Mr Murdoch pointed to the success of REA Group, which operates realestate.com.au and is now worth $A12.5 billion, as an example of how the marketing power of the news outlets helped build new businesses.
It comes as News Corp recently acquired full ownership of Sky News Australia, which has driven increased audience numbers, particularly on the night of the May Federal Election.
Mr Murdoch added: "Investing in journalism, breaking stories and moving the news cycle ahead is important to us, journalism is at the core of all we do."
Mr Read asked him about how his father, News Corp executive chairman Rupert Murdoch, would encourage him to read the newspapers each morning as a child.

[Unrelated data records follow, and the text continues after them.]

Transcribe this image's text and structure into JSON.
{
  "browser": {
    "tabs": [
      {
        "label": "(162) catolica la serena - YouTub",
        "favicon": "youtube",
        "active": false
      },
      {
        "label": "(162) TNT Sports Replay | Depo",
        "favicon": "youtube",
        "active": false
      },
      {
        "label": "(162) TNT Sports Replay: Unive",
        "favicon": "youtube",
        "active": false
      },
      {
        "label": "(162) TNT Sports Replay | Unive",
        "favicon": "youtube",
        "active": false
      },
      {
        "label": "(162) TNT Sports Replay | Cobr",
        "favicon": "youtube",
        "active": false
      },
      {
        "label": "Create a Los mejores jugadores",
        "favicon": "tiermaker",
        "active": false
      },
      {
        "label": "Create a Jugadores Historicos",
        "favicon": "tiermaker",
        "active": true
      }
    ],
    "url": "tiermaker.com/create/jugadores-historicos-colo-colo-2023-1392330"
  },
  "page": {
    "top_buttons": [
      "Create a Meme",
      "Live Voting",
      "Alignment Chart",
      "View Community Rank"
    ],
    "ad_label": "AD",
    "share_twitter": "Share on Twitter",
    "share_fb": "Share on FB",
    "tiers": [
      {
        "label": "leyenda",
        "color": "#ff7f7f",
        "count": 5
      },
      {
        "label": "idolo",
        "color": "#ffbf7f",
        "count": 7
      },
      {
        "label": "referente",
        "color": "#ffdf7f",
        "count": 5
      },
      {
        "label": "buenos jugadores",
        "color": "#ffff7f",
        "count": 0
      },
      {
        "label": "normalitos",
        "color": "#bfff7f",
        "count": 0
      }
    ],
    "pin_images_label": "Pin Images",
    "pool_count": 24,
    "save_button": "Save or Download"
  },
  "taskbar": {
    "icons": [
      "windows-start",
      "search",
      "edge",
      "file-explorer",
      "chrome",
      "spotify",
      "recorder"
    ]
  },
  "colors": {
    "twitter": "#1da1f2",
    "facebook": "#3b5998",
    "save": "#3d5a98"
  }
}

"We used to have to be at breakfast very early and we went through all the newspapers every morning," he said.
"We would talk about the stories, how they were projected, the style, how they were written, the headlines and that imbued in us an appreciation for the print business but also an appreciation of the creative processes."
But Mr Murdoch said there were threats to journalism from plagiarism.
He said that internet search platforms needed to be aware of online sites copying news stories and argued they should promote news articles from companies that invested in journalism.
"So many online news sites and purported online newspapers copy other people's work and the search algorithms can, and really should, take that into consideration," he said.
"Copying a story is much cheaper than investigating it."
The discussion was held on the beach at Cannes, alongside similar tents set up by Facebook and Google, for the Cannes Lions International Festival of Creativity where advertising agencies from across the world meet each year.
Mr Murdoch said there was a debate in political circles about the role of technology companies and their impact on the production of journalism.
"They've taken our content, they've targeted our audience, they have then targeted our advertisers to monetise that audience," he said.
"What it has led to and certainly in the United States, is bipartisan focus on either how to regulate or do more dramatic steps to pull some of these technology platforms back."